Только режимы — разные.
ЗАКЛЮЧЕНИЕ
Жалею ли я о том, что произошло? Сегодня, по прошествии времени, можно ответить на этот вопрос однозначно: нет. Я ни о чем не жалею. И если бы можно было повернуть время вспять, тогда, на первых допросах, где решалась моя судьба, я сделал бы все точно также.
Я обязан тюрьме многим. Для тех, кто ставит перед собой цель самосовершенствования, тюрьма — настоящая школа борьбы со своими слабостями, школа понимания человеческой психологии, школа познания границ своих возможностей, проще говоря — школа жизни. Такой она стала и для меня. К тому же, если быть искренним — сидеть в тюрьме и страдать нетрудно, если знаешь, почему и зачем ты сидишь. Не за то, чтобы привести к власти нового президента, а потом жаловаться, что он предал свой народ, не за то, чтобы государство сменило пророссийскую бюрократию на прозападную, не за то, чтобы рабочие беларуских предприятий изменили хозяина с государственного на частного, и не за то, чтобы делопроизводство в карательных учреждениях КГБ и МВД вместо русскоязычного стало беларускоязычным, а для того, чтобы внести свой, пусть и ничтожно малый, вклад в построение общества, в котором одна человеческая личность никогда не будет лишать свободы, прав и человеческого достоинства другую.
Анархический строй, в котором исчезнут сами предпосылки для структурного неравенства, предрассудков, иерархии и эксплуатации человека человеком, уступив место равенству разных, толерантности, настоящей — прямой — демократии и освобождению от любого угнетения, многим кажется утопией. Особенно в доказывании «утопичности» анархизма изгаляются государственные пропагандисты. Но как по мне, то только такая цель, как достижение этого идеала, может стать достойной причиной для того, чтобы поставить на кон свою свободу, здоровье и даже жизнь. Все остальные цели, вроде перечисленных выше, — это полумеры, которые ведут к косметическому ремонту Системы, которая продолжит создавать заключенных и надзирателей, эксплуататоров и эксплуатируемых, хозяев и рабов. Суть останется, изменится только фасад.
Сидеть за идею нетрудно, если вспомнить борцов прошлого. Народников царской России буквально хоронили заживо в каменных подвалах тюрем — они проводили там десятилетия, и далеко не все выходили живыми. Белогвардейцы в гражданскую войну жарили на металлических листах анархистов-махновцев, захваченных в плен. В 1906 году двадцатидвухлетнюю эсэрку Марию Спиридонову, которая стреляла в подавителя крестьянских восстаний, при задержании избили и изнасиловали, а потом приговорили к пожизненной каторге. В 1941 году венгерских анархистов — «Гайдуков Котовского», которые поднялись на защиту еврейских кварталов от погромов, — легионеры, пытая, убивали на бойне, подвесив на крюки для туш. Память о тех, кто пережил намного более тяжелые испытания, чем ты, не давала упасть духом и снизить требования к себе. Еще и поэтому не следует считать, что ты — единственный в мире мученик за справедливость и переоценивать свою роль в этой войне.

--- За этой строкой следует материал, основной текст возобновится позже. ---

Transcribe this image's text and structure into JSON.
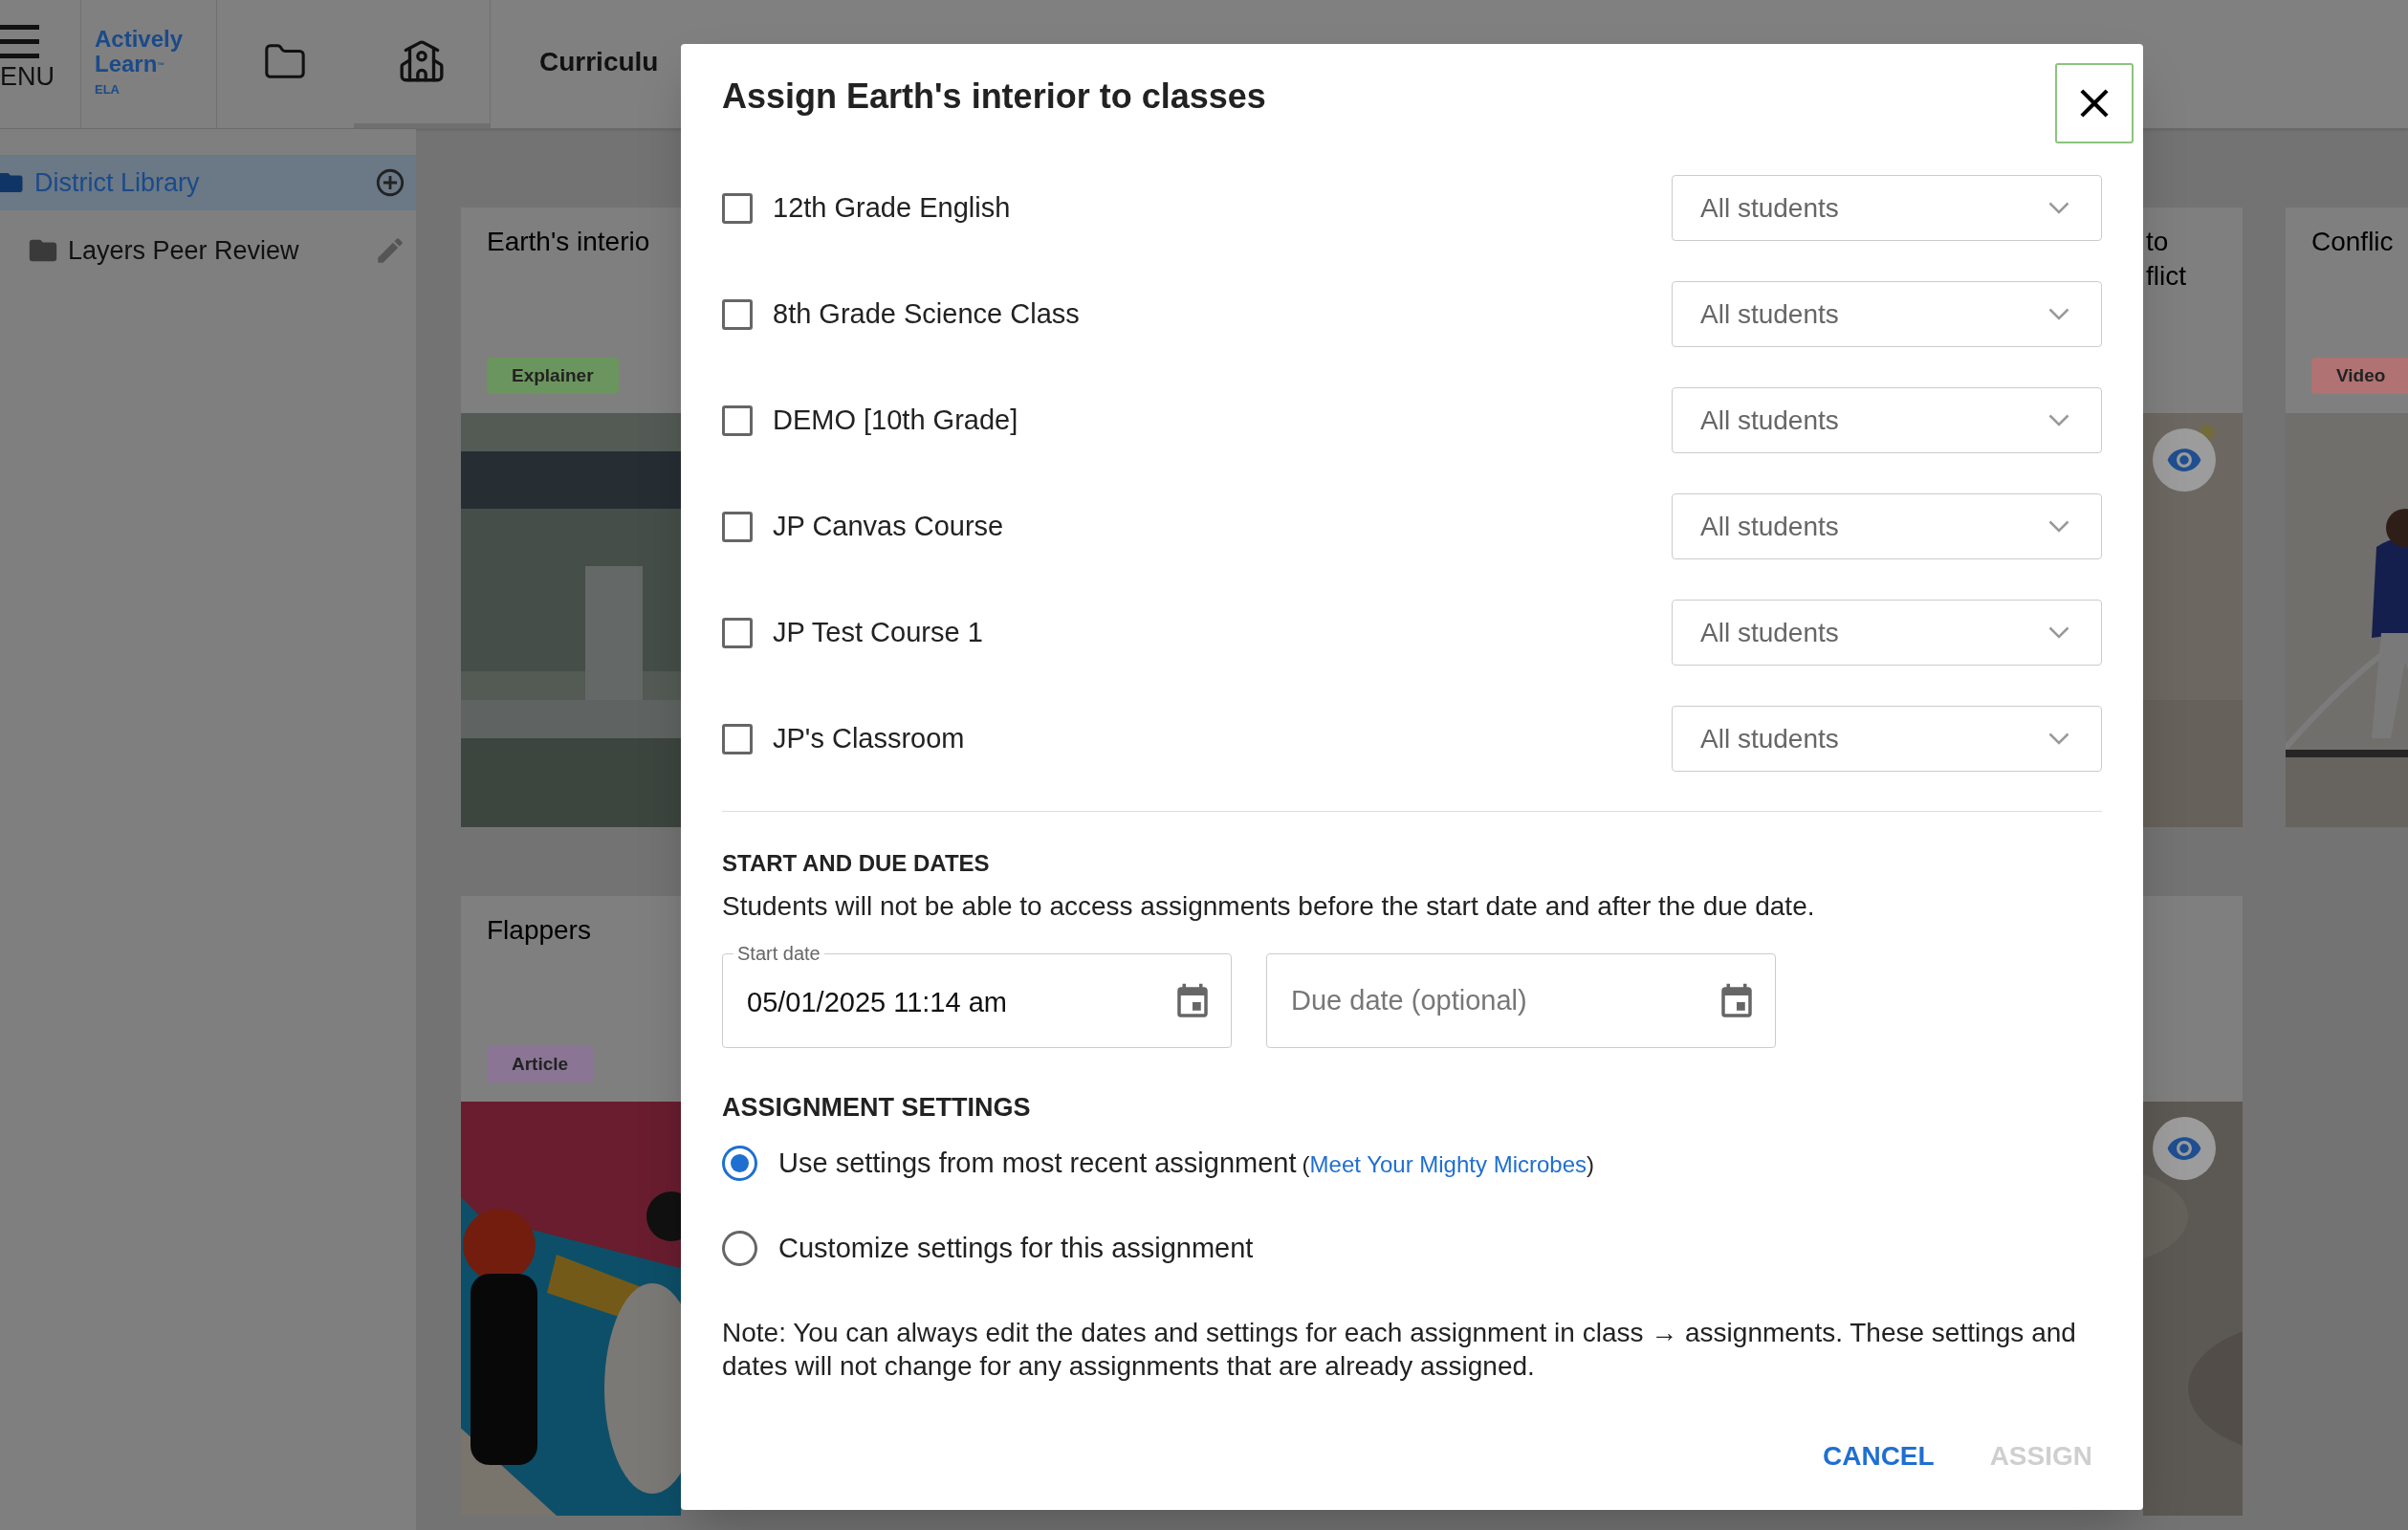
{
  "header": {
    "menu_label": "ENU",
    "logo": {
      "lines": [
        "Actively",
        "Learn"
      ],
      "trademark": "™",
      "subtitle": "ELA"
    },
    "tabs": [
      {
        "kind": "folder",
        "selected": false
      },
      {
        "kind": "school",
        "selected": true
      },
      {
        "kind": "text",
        "label": "Curriculu",
        "selected": false
      }
    ]
  },
  "sidebar": {
    "items": [
      {
        "label": "District Library",
        "selected": true,
        "children": [
          {
            "label": "Layers Peer Review",
            "selected": false
          }
        ]
      }
    ]
  },
  "card_rows": [
    [
      {
        "kind": "left",
        "title_lines": [
          "Earth's interio"
        ],
        "tag": {
          "label": "Explainer",
          "color": "#6b955e"
        },
        "image": {
          "kind": "picture"
        }
      },
      {
        "kind": "clipped",
        "title_lines": [
          "to",
          "flict"
        ],
        "preview": true,
        "image": {
          "kind": "picture"
        }
      },
      {
        "kind": "full",
        "title_lines": [
          "Conflic"
        ],
        "tag": {
          "label": "Video",
          "color": "#b07272"
        },
        "image": {
          "kind": "picture"
        }
      }
    ],
    [
      {
        "kind": "left",
        "title_lines": [
          "Flappers"
        ],
        "tag": {
          "label": "Article",
          "color": "#8a7595"
        },
        "image": {
          "kind": "picture"
        }
      },
      {
        "kind": "clipped",
        "preview": true,
        "image": {
          "kind": "picture"
        }
      }
    ]
  ],
  "modal": {
    "title": "Assign Earth's interior to classes",
    "classes": [
      {
        "name": "12th Grade English",
        "checked": false,
        "audience": "All students"
      },
      {
        "name": "8th Grade Science Class",
        "checked": false,
        "audience": "All students"
      },
      {
        "name": "DEMO [10th Grade]",
        "checked": false,
        "audience": "All students"
      },
      {
        "name": "JP Canvas Course",
        "checked": false,
        "audience": "All students"
      },
      {
        "name": "JP Test Course 1",
        "checked": false,
        "audience": "All students"
      },
      {
        "name": "JP's Classroom",
        "checked": false,
        "audience": "All students"
      }
    ],
    "dates": {
      "heading": "START AND DUE DATES",
      "description": "Students will not be able to access assignments before the start date and after the due date.",
      "start": {
        "label": "Start date",
        "value": "05/01/2025 11:14 am"
      },
      "due": {
        "placeholder": "Due date (optional)"
      }
    },
    "settings": {
      "heading": "ASSIGNMENT SETTINGS",
      "options": [
        {
          "label": "Use settings from most recent assignment",
          "link_before": "(",
          "link": "Meet Your Mighty Microbes",
          "link_after": ")",
          "selected": true
        },
        {
          "label": "Customize settings for this assignment",
          "selected": false
        }
      ]
    },
    "note": "Note: You can always edit the dates and settings for each assignment in class → assignments. These settings and dates will not change for any assignments that are already assigned.",
    "buttons": [
      {
        "label": "CANCEL",
        "disabled": false
      },
      {
        "label": "ASSIGN",
        "disabled": true
      }
    ]
  }
}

В одном из произведений Карлоса Кастанеды Дон Хуан говорит своему ученику: «Главное препятствие на пути воина — считать себя центром Вселенной». Действительно, сознание нас обманывает, заставляя в определенные моменты чувствовать только свою боль и только свои трудности. Врожденный эгоцентризм подталкивает нас к тому, чтобы считать себя каким-то уникумом, достойным большого сострадания, поступки которого — самые главные, а муки — самые тяжелые. Но это не так. Ты — лишь звено в цепочке тысяч и миллионов, которые страдали до тебя: у них тоже были семьи, друзья, они тоже хотели дышать воздухом свободы и проводить время с друзьями вместо сидения в сырых казематах. Твоя боль ничем не больше их боли. Это вдохновляет, ведь дает тебе, без преувеличений, принадлежность к Истории, и это же заставляет более критично и требовательно относится к себе самому: начинаешь понимать, что в масштабах планеты ты только кирпичик, который должен быть использован Историей для постройки нового мира…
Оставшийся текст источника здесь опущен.